California Lutheran University's Student Newspaper Since 1961

The Echo

California Lutheran University's Student Newspaper Since 1961

The Echo

California Lutheran University's Student Newspaper Since 1961

The Echo

    A new day, a new Don in psychology

    As of the fall 2015 semester, California Lutheran University’s psychology department got a little bit bigger. Brian Don, who has a doctorate in psychology, joined the Cal Lutheran faculty teaching social psychology, statistics and personality theory to his students. Don said he is excited for the future and is already adjusting to Cal Lutheran life.

    “I have found that it has been really fun getting to know the students and getting to know the faculty. Everyone has been so welcoming,” Don said.

    Psychology has always been a topic Don was passionate about, so he developed that passion into teaching the subject to his students.

    “I’ve always been really interested in psychology. Growing up I was always thinking about what makes people tick. When I found out there was a science for that in my freshman year of college, I thought ‘woah, this is so cool,’” Don said.

    Don found himself reading material on the subject for fun, and it didn’t take him long to realize he wanted to pursue psychology as a career, specifically social health psychology and social relationships.

    “At that point, I knew I wanted to get into the study of psychology because I thought this is the science of how people are, and that’s fascinating,” Don said.

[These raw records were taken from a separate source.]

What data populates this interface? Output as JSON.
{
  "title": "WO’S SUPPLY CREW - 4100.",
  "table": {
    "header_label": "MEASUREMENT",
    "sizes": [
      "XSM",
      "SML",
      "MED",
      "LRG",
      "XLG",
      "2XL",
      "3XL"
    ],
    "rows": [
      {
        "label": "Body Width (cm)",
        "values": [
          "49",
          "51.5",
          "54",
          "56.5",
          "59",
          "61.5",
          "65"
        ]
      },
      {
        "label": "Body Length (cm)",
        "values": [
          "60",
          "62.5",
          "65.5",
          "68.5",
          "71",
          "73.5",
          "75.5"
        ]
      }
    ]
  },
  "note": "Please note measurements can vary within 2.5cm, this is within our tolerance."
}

    Don received his Bachelor of Art’s degree from Kenyon College and received his Masters and Ph.D. from Kent State University, but it was his experience as an undergraduate that influenced where he wished to teach in the future.

    “I definitely wanted to return to a place where there was a lot of close interaction between faculty and students, small classes, [and]really [gave] a community feel,” Don said.

    He said it was an especially positive experience in his field of psychology.

    “I had a really great experience there and worked with a lot of professors on research and psychology, that’s what got me going all the way here. So I wanted to return to that type of environment,” Don said.

    Don said that psychology is important for students to take because he believes it stimulates critical thinking and personal growth.

    “It gives students different perspectives that they may have never thought of before, and that’s exciting to me,” Don said.

    Some psychology students seem to be responding positively to his classes and teaching methods. Brittney Martinez, a sophomore studying psychology, appreciates how relatable Don is.

    “I think he’s really engaging and relatable. He uses a lot of examples and puts so much effort into his lessons,” Martinez said.

    Martinez said what she appreciates the most is Don’s connection to his students and his willingness to help a student whenever he can.

    “I’m planning to study abroad which requires a lot of letters of recommendation. I’m already utilizing him and he’s so happy to help. He’s that professor you can connect with really quickly,” Martinez said.

    Sophomore psychology major Gabriella Sainz is currently in Don’s statistics class and has actually found appreciation for a subject she struggled in.

    “As much as I hate math, my statistics class with Dr. Don is one of my favorite classes this semester and he’s up there with some of my favorite professors,” Sainz said in an email interview.

    In 2014 Don was awarded the International Association of Relationships Research Steve Duck New Scholar Award, which recognizes an emerging scholar in the area of relationship research.

    “I’ve published a number of studies on social support, relationship satisfaction and mental health processes in the context of dyadic relationships. I won the award based on that research,” Don said.

    He said the award comes with funding, which is currently going toward a study he is working on with Cal Lutheran students.

    Dr. Julie Kuehnel is a psychology professor at Cal Lutheran and was part of the committee of people that hired Don. Kuehnel said that out of all the applicants and the long process of hiring, Don really stood out.

    “What we believe is important in a Cal Lutheran psychology professor is research and experience, but more importantly we want someone who is passionate about teaching and connecting with students. It was difficult to narrow down from so many applicants, but Don always stood out during the process,” Kuehnel said.

    Don said that he hopes his fascination and passion for the field of psychology resonates with students.

    “I hope students can come out of my classes with just an idea of how many different ways there are of looking at the world,” Don said.

    Don said he is excited for his future at Cal Lutheran.